Page MenuHomePhabricator

Planet update service flapping/failing on planet1002
Closed, ResolvedPublic

Description

This alert seems to be firing a lot and then recovering:

          https://wikitech.wikimedia.org/wiki/Monitoring/check_systemd_state
00:27 -icinga-wm:#wikimedia-operations- PROBLEM - Check systemd state on planet1002 is CRITICAL: CRITICAL - degraded: The following units failed: planet-update-en.service 
          https://wikitech.wikimedia.org/wiki/Monitoring/check_systemd_state
01:26 -icinga-wm:#wikimedia-operations- PROBLEM - Check systemd state on planet1002 is CRITICAL: CRITICAL - degraded: The following units failed: planet-update-en.service 
          https://wikitech.wikimedia.org/wiki/Monitoring/check_systemd_state
02:26 -icinga-wm:#wikimedia-operations- PROBLEM - Check systemd state on planet1002 is CRITICAL: CRITICAL - degraded: The following units failed: planet-update-en.service 
          https://wikitech.wikimedia.org/wiki/Monitoring/check_systemd_state
03:26 -icinga-wm:#wikimedia-operations- PROBLEM - Check systemd state on planet1002 is CRITICAL: CRITICAL - degraded: The following units failed: planet-update-en.service 
          https://wikitech.wikimedia.org/wiki/Monitoring/check_systemd_state
04:26 -icinga-wm:#wikimedia-operations- PROBLEM - Check systemd state on planet1002 is CRITICAL: CRITICAL - degraded: The following units failed: planet-update-en.service 
          https://wikitech.wikimedia.org/wiki/Monitoring/check_systemd_state
05:26 -icinga-wm:#wikimedia-operations- PROBLEM - Check systemd state on planet1002 is CRITICAL: CRITICAL - degraded: The following units failed: planet-update-en.service 
          https://wikitech.wikimedia.org/wiki/Monitoring/check_systemd_state
06:24 -icinga-wm:#wikimedia-operations- PROBLEM - Check systemd state on planet1002 is CRITICAL: CRITICAL - degraded: The following units failed: planet-update-en.service 
          https://wikitech.wikimedia.org/wiki/Monitoring/check_systemd_state
07:37 -icinga-wm:#wikimedia-operations- PROBLEM - Check systemd state on planet1002 is CRITICAL: CRITICAL - degraded: The following units failed: planet-update-en.service 
          https://wikitech.wikimedia.org/wiki/Monitoring/check_systemd_state
08:26 -icinga-wm:#wikimedia-operations- PROBLEM - Check systemd state on planet1002 is CRITICAL: CRITICAL - degraded: The following units failed: planet-update-en.service 
          https://wikitech.wikimedia.org/wiki/Monitoring/check_systemd_state
09:25 -icinga-wm:#wikimedia-operations- PROBLEM - Check systemd state on planet1002 is CRITICAL: CRITICAL - degraded: The following units failed: planet-update-en.service 
          https://wikitech.wikimedia.org/wiki/Monitoring/check_systemd_state
10:25 -icinga-wm:#wikimedia-operations- PROBLEM - Check systemd state on planet1002 is CRITICAL: CRITICAL - degraded: The following units failed: planet-update-en.service 
          https://wikitech.wikimedia.org/wiki/Monitoring/check_systemd_state

And indeed, in the logs

Aug 30 10:21:32 planet1002 rawdog[4748]: An error occurred while reading state from /etc/rawdog/en/feeds/39a7970f.state.
Aug 30 10:21:32 planet1002 rawdog[4748]: This usually means the file is corrupt, and removing it will fix the problem.

Event Timeline

@Dzahn perhaps do you know what to do ? or know who might know? thank you!

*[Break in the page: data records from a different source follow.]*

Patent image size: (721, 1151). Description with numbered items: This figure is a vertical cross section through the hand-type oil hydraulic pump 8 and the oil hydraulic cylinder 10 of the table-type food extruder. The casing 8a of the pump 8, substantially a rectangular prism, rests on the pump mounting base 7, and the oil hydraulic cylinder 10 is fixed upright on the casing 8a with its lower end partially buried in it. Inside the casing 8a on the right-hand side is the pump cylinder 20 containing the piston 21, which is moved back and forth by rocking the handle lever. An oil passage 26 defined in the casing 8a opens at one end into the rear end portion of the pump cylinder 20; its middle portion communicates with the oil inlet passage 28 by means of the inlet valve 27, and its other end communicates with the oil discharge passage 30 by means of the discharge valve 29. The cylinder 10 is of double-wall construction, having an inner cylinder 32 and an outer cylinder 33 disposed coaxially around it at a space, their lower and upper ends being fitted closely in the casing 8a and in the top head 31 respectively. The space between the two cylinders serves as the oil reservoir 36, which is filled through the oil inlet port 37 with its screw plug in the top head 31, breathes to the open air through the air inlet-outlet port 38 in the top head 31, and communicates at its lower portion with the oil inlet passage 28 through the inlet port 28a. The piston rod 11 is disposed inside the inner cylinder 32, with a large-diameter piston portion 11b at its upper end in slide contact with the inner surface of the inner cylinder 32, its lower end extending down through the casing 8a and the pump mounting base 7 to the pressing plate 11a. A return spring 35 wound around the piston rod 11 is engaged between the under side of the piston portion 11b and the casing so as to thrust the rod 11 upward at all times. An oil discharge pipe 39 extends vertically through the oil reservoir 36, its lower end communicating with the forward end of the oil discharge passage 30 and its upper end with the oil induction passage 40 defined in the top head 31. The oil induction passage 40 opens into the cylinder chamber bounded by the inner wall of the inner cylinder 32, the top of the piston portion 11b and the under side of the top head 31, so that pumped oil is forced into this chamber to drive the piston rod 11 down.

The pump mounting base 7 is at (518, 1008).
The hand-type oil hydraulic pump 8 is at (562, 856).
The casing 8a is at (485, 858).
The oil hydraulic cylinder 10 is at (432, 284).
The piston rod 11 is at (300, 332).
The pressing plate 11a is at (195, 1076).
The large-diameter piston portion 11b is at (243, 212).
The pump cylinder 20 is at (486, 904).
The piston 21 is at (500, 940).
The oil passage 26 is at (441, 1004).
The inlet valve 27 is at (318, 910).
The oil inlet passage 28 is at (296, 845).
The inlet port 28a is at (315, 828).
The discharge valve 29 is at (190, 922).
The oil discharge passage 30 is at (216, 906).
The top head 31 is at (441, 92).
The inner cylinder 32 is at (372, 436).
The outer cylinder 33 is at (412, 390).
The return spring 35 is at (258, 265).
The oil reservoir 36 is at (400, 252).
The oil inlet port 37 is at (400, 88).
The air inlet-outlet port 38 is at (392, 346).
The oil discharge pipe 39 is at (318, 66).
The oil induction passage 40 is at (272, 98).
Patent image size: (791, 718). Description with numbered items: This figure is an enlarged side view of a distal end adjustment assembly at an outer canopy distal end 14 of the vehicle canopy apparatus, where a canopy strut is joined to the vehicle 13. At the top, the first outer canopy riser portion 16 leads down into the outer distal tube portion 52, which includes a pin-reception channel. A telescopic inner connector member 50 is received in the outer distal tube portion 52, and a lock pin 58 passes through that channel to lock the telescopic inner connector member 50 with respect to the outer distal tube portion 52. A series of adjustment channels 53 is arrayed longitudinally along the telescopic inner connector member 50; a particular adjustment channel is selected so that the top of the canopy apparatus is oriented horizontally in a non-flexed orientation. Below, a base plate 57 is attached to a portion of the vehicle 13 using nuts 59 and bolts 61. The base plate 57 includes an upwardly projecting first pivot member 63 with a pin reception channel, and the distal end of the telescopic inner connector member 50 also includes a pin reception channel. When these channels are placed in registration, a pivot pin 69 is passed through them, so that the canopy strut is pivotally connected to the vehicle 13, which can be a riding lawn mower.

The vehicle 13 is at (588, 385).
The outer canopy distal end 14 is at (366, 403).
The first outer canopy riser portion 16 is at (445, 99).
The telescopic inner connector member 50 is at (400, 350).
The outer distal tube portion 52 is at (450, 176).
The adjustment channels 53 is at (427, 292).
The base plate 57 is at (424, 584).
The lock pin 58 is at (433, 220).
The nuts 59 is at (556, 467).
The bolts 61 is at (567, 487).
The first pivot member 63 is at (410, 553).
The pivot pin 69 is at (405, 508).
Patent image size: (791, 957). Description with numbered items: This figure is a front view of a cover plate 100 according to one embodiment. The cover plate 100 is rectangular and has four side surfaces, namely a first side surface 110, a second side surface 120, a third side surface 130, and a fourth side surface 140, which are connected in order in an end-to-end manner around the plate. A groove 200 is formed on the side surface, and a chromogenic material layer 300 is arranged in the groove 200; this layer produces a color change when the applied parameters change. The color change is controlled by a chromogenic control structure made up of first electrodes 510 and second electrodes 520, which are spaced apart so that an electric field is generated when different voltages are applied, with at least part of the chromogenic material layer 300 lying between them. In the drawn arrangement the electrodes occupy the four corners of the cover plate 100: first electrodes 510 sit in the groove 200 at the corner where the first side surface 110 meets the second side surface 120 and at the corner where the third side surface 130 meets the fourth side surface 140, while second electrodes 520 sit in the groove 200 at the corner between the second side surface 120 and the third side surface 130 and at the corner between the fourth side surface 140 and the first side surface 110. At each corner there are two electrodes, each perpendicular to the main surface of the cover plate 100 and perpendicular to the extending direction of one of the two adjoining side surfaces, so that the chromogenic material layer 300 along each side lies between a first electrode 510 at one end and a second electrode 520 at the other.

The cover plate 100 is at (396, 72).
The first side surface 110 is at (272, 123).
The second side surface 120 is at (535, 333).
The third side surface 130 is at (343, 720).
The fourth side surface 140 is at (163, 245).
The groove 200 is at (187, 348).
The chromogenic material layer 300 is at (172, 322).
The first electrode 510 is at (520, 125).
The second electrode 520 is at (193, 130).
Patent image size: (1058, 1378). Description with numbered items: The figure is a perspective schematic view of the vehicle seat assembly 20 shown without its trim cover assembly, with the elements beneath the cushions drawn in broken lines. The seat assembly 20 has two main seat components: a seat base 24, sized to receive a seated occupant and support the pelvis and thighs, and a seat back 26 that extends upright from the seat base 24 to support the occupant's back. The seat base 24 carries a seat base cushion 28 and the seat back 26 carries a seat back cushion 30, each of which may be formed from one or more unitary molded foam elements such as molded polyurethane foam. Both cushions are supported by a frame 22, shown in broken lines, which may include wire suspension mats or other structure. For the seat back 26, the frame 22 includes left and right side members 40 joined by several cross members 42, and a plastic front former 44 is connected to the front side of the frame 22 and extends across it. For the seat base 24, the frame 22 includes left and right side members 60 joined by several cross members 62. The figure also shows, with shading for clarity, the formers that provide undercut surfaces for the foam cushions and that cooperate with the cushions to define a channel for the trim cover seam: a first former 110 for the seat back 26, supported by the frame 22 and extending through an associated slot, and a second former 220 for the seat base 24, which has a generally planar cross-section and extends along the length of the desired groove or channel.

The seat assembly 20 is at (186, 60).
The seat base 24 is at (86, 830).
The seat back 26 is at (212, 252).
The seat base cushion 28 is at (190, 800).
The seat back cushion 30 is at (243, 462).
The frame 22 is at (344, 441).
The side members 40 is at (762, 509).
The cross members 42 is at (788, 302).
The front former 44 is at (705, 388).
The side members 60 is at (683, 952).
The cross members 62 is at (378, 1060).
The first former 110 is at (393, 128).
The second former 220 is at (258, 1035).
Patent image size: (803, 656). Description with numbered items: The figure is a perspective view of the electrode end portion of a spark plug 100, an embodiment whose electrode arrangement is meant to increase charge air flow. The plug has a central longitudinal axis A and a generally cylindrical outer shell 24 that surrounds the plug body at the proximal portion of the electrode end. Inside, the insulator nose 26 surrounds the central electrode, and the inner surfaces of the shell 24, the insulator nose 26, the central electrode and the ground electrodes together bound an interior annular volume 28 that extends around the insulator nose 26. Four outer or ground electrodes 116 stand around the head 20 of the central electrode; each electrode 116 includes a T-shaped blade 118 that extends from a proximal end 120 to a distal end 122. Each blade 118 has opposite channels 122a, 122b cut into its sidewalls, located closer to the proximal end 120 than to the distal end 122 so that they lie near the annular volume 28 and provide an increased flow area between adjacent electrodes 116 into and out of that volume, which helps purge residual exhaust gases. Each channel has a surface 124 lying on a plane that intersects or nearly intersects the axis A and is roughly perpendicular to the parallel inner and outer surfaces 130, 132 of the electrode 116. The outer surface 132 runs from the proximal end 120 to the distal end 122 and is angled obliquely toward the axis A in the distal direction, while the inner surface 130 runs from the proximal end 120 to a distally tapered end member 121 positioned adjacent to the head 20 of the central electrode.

Mentioned in SAL (#wikimedia-operations) [2021-09-01T12:41:50Z] <mutante> planet1002 - rm /etc/rawdog/en/feeds/39a7970f.state (corrupt) T289984

Mentioned in SAL (#wikimedia-operations) [2021-09-01T13:05:25Z] <mutante> planet1002 - temp removing feed from ad.huikeshoven - seems to cause corrupt state file (T289984)

FYI the alert is flapping again.

Change 720018 had a related patch set uploaded (by Dzahn; author: Dzahn):

[operations/puppet@production] planet: remove ad.huikeshoven feed

https://gerrit.wikimedia.org/r/720018

Change 720018 merged by Dzahn:

[operations/puppet@production] planet: remove ad.huikeshoven feed

https://gerrit.wikimedia.org/r/720018

I removed the offending feed but the issue was still here.

Then I deleted ALL the existing state files for the "en" feed collection and ran updates again multiple times.

The issue was gone.

Finally reverted removing the feed above and the issue is still gone. So apparently it was unrelated but one other state file got corrupted.

Running the update finishes fine now, the status of the systemd service is ok and there are no more "--state=failed" units.